I thought the howling might be the neighbor's dog. I could hear it from the garage as soon as I opened my car door. My mom was in her room hovering around her pill boxes, hands to face like Edvard Munch's screamer. "I can't take it, Millie," she said. "I can't take the pain, Millie." I am not Millie. Millie is her twin sister who lives in a nursing home in Maryland. I called the dentist immediately. Got a prescription for vicodin. Gave my mom an ice pack. Ascertained that she was in her right mind despite the ache in her jaw. Checked to see if she had a fever. And proceeded to suddenly feel my own weird array of aches and pains swirling with a large dose of anxiety as I headed for that state of omygodwhaddoido.
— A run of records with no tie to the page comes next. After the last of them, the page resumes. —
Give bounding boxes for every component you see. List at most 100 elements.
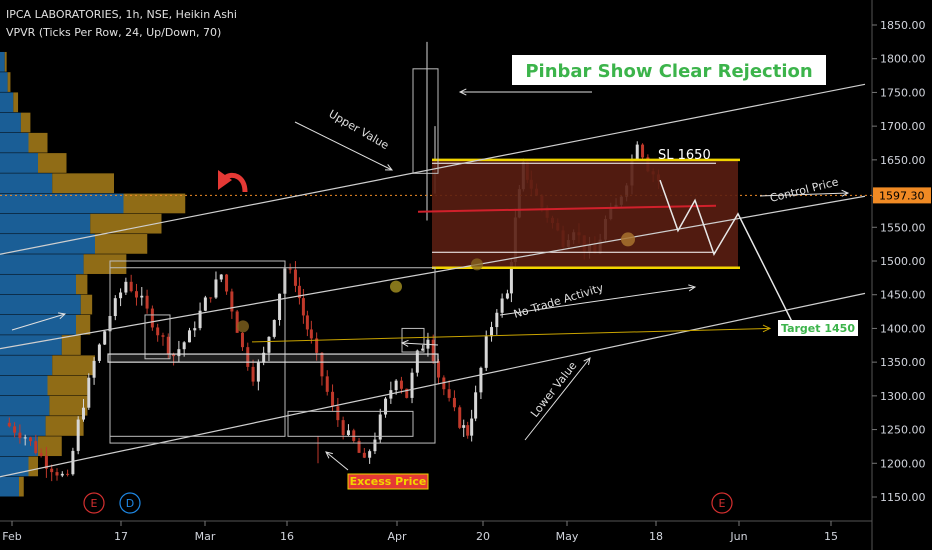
target-arrow-line (251, 327, 771, 343)
candle-body (256, 362, 260, 382)
volume-profile-up-bar (0, 92, 14, 113)
control-price-arrow-head (841, 189, 850, 197)
time-tick-label: 17 (114, 530, 128, 543)
price-tick-label: 1350.00 (880, 356, 926, 369)
candle-body (309, 329, 313, 339)
current-price-box (873, 187, 931, 204)
volume-profile-up-bar (0, 112, 21, 133)
candle-body (235, 311, 239, 333)
excess-price-arrow (325, 451, 349, 471)
candle-body (278, 293, 282, 321)
annotations: Pinbar Show Clear Rejection SL 1650 Upper … (83, 55, 858, 514)
volume-profile-down-bar (13, 92, 19, 113)
candle-body (341, 420, 345, 436)
volume-profile-down-bar (123, 193, 186, 214)
volume-profile-down-bar (7, 72, 11, 92)
candle-body (495, 312, 499, 328)
range-box (287, 410, 414, 437)
volume-profile-up-bar (0, 436, 38, 457)
volume-profile-up-bar (0, 173, 53, 194)
volume-profile-up-bar (0, 274, 76, 295)
candle-body (368, 451, 372, 458)
support-band (107, 353, 439, 363)
candle-body (505, 293, 509, 299)
candle-body (60, 473, 64, 476)
lower-value-label: Lower Value (528, 359, 579, 420)
upper-value-label: Upper Value (327, 107, 392, 152)
price-axis[interactable]: 1150.00 1200.00 1250.00 1300.00 1350.00 1400.… (871, 0, 931, 550)
candle-body (177, 349, 181, 357)
volume-profile-down-bar (76, 314, 91, 335)
candle-body (362, 452, 366, 458)
candle-body (447, 389, 451, 398)
candle-body (474, 392, 478, 419)
volume-profile-up-bar (0, 355, 53, 376)
candle-body (251, 366, 255, 382)
candle-body (336, 406, 340, 421)
candle-body (28, 437, 32, 442)
box-arrow (401, 342, 439, 346)
volume-profile-up-bar (0, 51, 5, 72)
range-box (109, 267, 436, 444)
candle-body (161, 335, 165, 337)
volume-profile-down-bar (19, 476, 24, 497)
candle-body (209, 297, 213, 299)
volume-profile (0, 51, 186, 497)
control-price-arrow (759, 192, 849, 197)
candle-body (193, 328, 197, 331)
volume-profile-down-bar (47, 375, 88, 396)
volume-profile-up-bar (0, 132, 29, 153)
price-tick-label: 1450.00 (880, 289, 926, 302)
volume-profile-down-bar (76, 274, 88, 295)
marker-dot (471, 258, 483, 271)
candle-body (357, 440, 361, 453)
candle-body (378, 414, 382, 440)
price-tick-label: 1800.00 (880, 53, 926, 66)
candle-body (44, 455, 48, 469)
sl-label: SL 1650 (658, 148, 711, 163)
candle-body (97, 344, 101, 361)
candle-body (301, 298, 305, 316)
box-arrow-head (400, 339, 409, 347)
marker-dot (237, 320, 249, 333)
candle-body (484, 336, 488, 368)
lower-channel-line (0, 292, 866, 478)
no-trade-label: No Trade Activity (512, 281, 605, 321)
candle-body (346, 430, 350, 436)
volume-profile-up-bar (0, 476, 19, 497)
volume-profile-up-bar (0, 335, 62, 355)
upper-value-arrow (294, 121, 393, 171)
time-tick-label: Apr (387, 530, 407, 543)
candle-body (297, 285, 301, 299)
candle-body (466, 425, 470, 436)
zone-midline (417, 204, 717, 213)
candle-body (288, 268, 292, 270)
candle-body (39, 453, 43, 456)
volume-profile-down-bar (52, 355, 95, 376)
candle-body (166, 336, 170, 354)
price-tick-label: 1650.00 (880, 154, 926, 167)
time-axis[interactable]: Feb 17 Mar 16 Apr 20 May 18 Jun 15 (0, 520, 872, 543)
candle-body (182, 342, 186, 350)
excess-price-arrow-head (325, 451, 333, 459)
no-trade-arrow-head (688, 284, 697, 292)
price-tick-label: 1850.00 (880, 19, 926, 32)
candle-body (134, 291, 138, 298)
candle-body (172, 353, 176, 357)
no-trade-arrow (499, 286, 696, 316)
candle-body (87, 377, 91, 408)
chart-title: IPCA LABORATORIES, 1h, NSE, Heikin Ashi (6, 8, 237, 21)
candle-body (81, 407, 85, 420)
volume-profile-up-bar (0, 72, 8, 92)
volume-profile-down-bar (80, 294, 93, 315)
excess-price-label: Excess Price (350, 475, 427, 488)
candle-body (103, 331, 107, 345)
upper-channel-line (0, 83, 866, 255)
candle-body (230, 291, 234, 312)
target-label: Target 1450 (781, 322, 855, 335)
candle-body (479, 367, 483, 393)
title-box (512, 55, 826, 85)
candle-body (150, 308, 154, 328)
red-curved-arrow-head (218, 170, 232, 190)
The doorbell rang then. M was here earlier than usual for the weekend. When I told her what was going on, she threw open her arms and said, "Well, I'm glad I'm here then!" In the surreal movie version of this story, the camera would pan back to her and there she'd be in tall boots and a super-hero cape.
M and I went to the pharmacy and got the pain meds. Vicodin. Which my mom can't take. But forgot-- until the next morning when she woke up with the dry heaves. "I know I can't be pregnant," she said. "But I sure feel like it." But by noon on Saturday, she was almost feeling like herself. We got dressed up Saturday night and went out to the yacht club buffet and watched the boats float by festooned with Christmas lights. Shortly after we got back the man who loves me arrived. He and I sat at the kitchen island drinking wine while my mom stood across from us with her martini (so much better than the one she had at the club) and we laughed and talked about I don't know what. But we were laughing, which is the best pain killer ever. Oh--and we were feasting on the cookies my mom had made off with from the dessert platter. She swiped a big linen napkin and tied them up like a present. Feeling like herself again. There are still a couple of those cookies left. I'm going to go have one.